Intermediate properties

• Existence-bound-word subgroup

Converse

For reduced free groups

• Fully invariant implies verbal in reduced free group: For a reduced free group, a verbal subgroup is the same thing as a fully characteristic subgroup. The set of words corresponding to a given fully characteristic subgroup is simply the set of words in the corresponding free generators.

Facts used

1. Homomorphism commutes with word maps
2. Image of invariant set for a map under a commuting map is also invariant for the map

Proof

Hands-on proof

Given: A group ${\displaystyle G}$ and subgroup ${\displaystyle H}$. ${\displaystyle C}$ is a collection of words such that an element is in ${\displaystyle H}$ if and only if it can be expressed, as the value of a word in ${\displaystyle C}$ with letters taken as elements of ${\displaystyle G}$. In other words, ${\displaystyle H}$ is the union of the images of the word maps corresponding to the elements of ${\displaystyle C}$. (Note that the existence of such a ${\displaystyle C}$ is what makes ${\displaystyle H}$ a verbal subgroup). An endomorphism ${\displaystyle \varphi }$ of ${\displaystyle G}$ and element ${\displaystyle h\in H}$.
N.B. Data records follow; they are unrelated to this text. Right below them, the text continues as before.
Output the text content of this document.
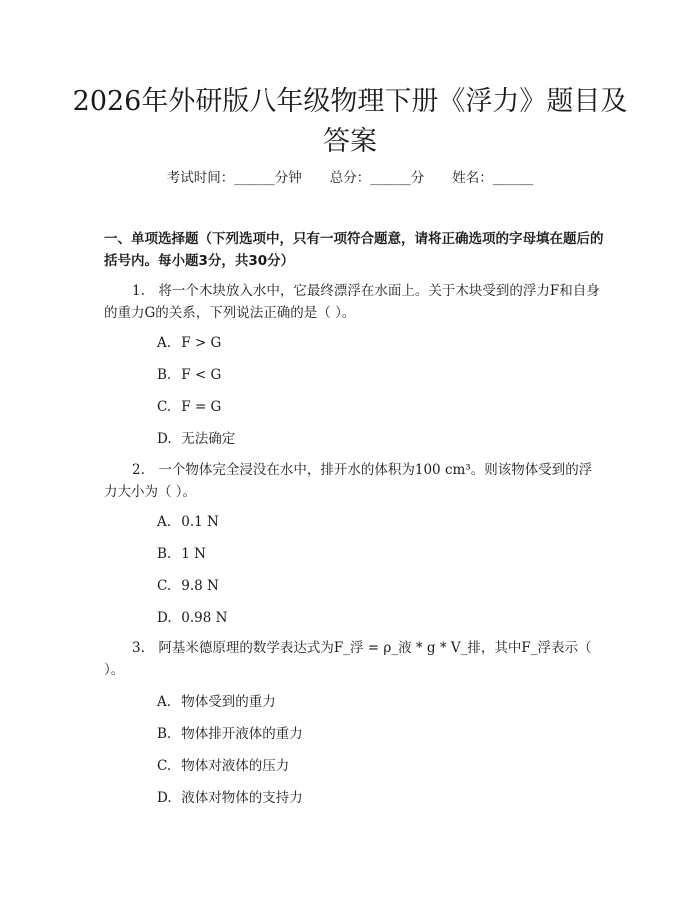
2026年外研版八年级物理下册《浮力》题目及答案
考试时间：______分钟 总分：______分 姓名：______

一、单项选择题（下列选项中，只有一项符合题意，请将正确选项的字母填在题后的括号内。每小题3分，共30分）

1.　将一个木块放入水中，它最终漂浮在水面上。关于木块受到的浮力F和自身的重力G的关系，下列说法正确的是（ ）。

A. F > G

B. F < G

C. F = G

D. 无法确定

2.　一个物体完全浸没在水中，排开水的体积为100 cm³。则该物体受到的浮力大小为（ ）。

A. 0.1 N

B. 1 N

C. 9.8 N

D. 0.98 N

3.　阿基米德原理的数学表达式为F_浮 = ρ_液 * g * V_排，其中F_浮表示（ ）。

A. 物体受到的重力

B. 物体排开液体的重力

C. 物体对液体的压力

D. 液体对物体的支持力
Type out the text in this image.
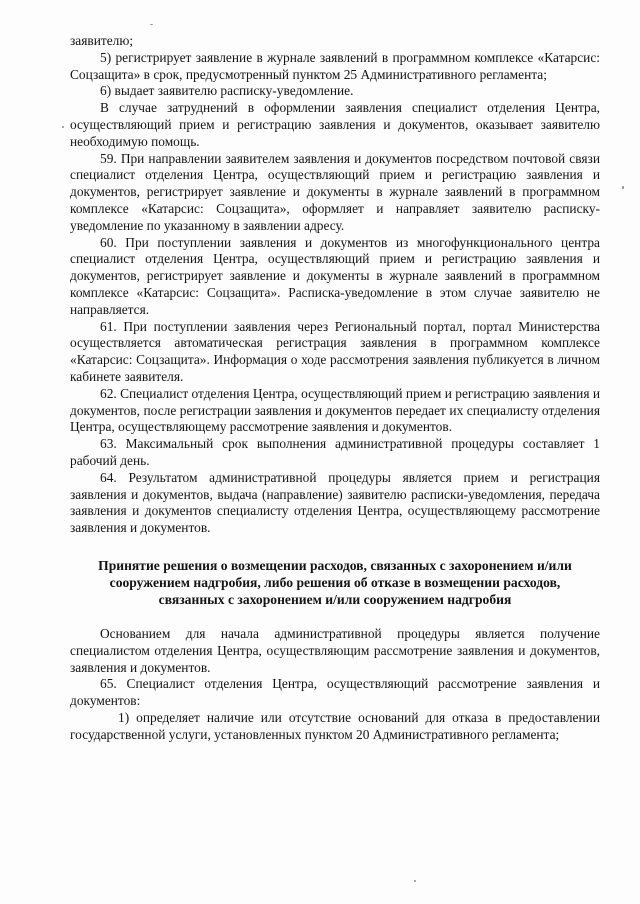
заявителю;

5) регистрирует заявление в журнале заявлений в программном комплексе «Катарсис: Соцзащита» в срок, предусмотренный пунктом 25 Административного регламента;

6) выдает заявителю расписку-уведомление.

В случае затруднений в оформлении заявления специалист отделения Центра, осуществляющий прием и регистрацию заявления и документов, оказывает заявителю необходимую помощь.

59. При направлении заявителем заявления и документов посредством почтовой связи специалист отделения Центра, осуществляющий прием и регистрацию заявления и документов, регистрирует заявление и документы в журнале заявлений в программном комплексе «Катарсис: Соцзащита», оформляет и направляет заявителю расписку-уведомление по указанному в заявлении адресу.

60. При поступлении заявления и документов из многофункционального центра специалист отделения Центра, осуществляющий прием и регистрацию заявления и документов, регистрирует заявление и документы в журнале заявлений в программном комплексе «Катарсис: Соцзащита». Расписка-уведомление в этом случае заявителю не направляется.

61. При поступлении заявления через Региональный портал, портал Министерства осуществляется автоматическая регистрация заявления в программном комплексе «Катарсис: Соцзащита». Информация о ходе рассмотрения заявления публикуется в личном кабинете заявителя.

62. Специалист отделения Центра, осуществляющий прием и регистрацию заявления и документов, после регистрации заявления и документов передает их специалисту отделения Центра, осуществляющему рассмотрение заявления и документов.

63. Максимальный срок выполнения административной процедуры составляет 1 рабочий день.

64. Результатом административной процедуры является прием и регистрация заявления и документов, выдача (направление) заявителю расписки-уведомления, передача заявления и документов специалисту отделения Центра, осуществляющему рассмотрение заявления и документов.

Принятие решения о возмещении расходов, связанных с захоронением и/или сооружением надгробия, либо решения об отказе в возмещении расходов, связанных с захоронением и/или сооружением надгробия

Основанием для начала административной процедуры является получение специалистом отделения Центра, осуществляющим рассмотрение заявления и документов, заявления и документов.

65. Специалист отделения Центра, осуществляющий рассмотрение заявления и документов:

1) определяет наличие или отсутствие оснований для отказа в предоставлении государственной услуги, установленных пунктом 20 Административного регламента;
To prove: ${\displaystyle \varphi (h)\in H}$.

Step no.	Assertion/construction	Facts used	Given data used	Previous steps used	Explanation
1	There exists ${\displaystyle w\in C}$ and elements ${\displaystyle g_{1},g_{2},\ldots ,g_{n}}$ (where ${\displaystyle n}$ is the number of letters in ${\displaystyle w}$) such that ${\displaystyle h=w(g_{1},g_{2},\ldots ,g_{n})}$.		From given condition on ${\displaystyle H}$ (${\displaystyle H}$ being verbal) and ${\displaystyle h\in H}$.
2	${\displaystyle \varphi (h)=\varphi (w(g_{1},g_{2},\ldots ,g_{n}))=w(\varphi (g_{1}),\varphi (g_{2}),\dots ,\varphi (g_{n}))}$	Fact (1)	${\displaystyle \varphi }$ is an endomorphism of ${\displaystyle G}$.	Step (1)	The second equality is direct from Fact (1), noting that an endomorphism of ${\displaystyle G}$ just means a homomorphism from ${\displaystyle G}$ to itself.
3	${\displaystyle \varphi (h)}$ is in the image of the word map corresponding to ${\displaystyle w}$, hence ${\displaystyle \varphi (h)\in H}$.		Given condition on ${\displaystyle H}$.	Steps (1), (2)	Step (2) shows that ${\displaystyle \varphi (h)}$ is in the image of the word map corresponding to ${\displaystyle w}$, with inputs ${\displaystyle \varphi (g_{1}),\dots \varphi (g_{n})}$. Step (1) reminds us that ${\displaystyle w\in C}$, so ${\displaystyle \varphi (h)\in H}$ by the definition of ${\displaystyle H}$.

Slick proof

Note that any endomorphism is a homomorphism, so every endomomorphism of ${\displaystyle G}$ commutes with every word map of ${\displaystyle G}$ by Fact (1). Fact (2) now tells us that the image of every word map is invariant under every endomorphism of ${\displaystyle G}$. Since a union of invariant subsets under a bunch of functions is still invariant, we obtain that any union of images of word maps is invariant under every endomorphism. In particular, any verbal subgroup is invariant under every endomorphism.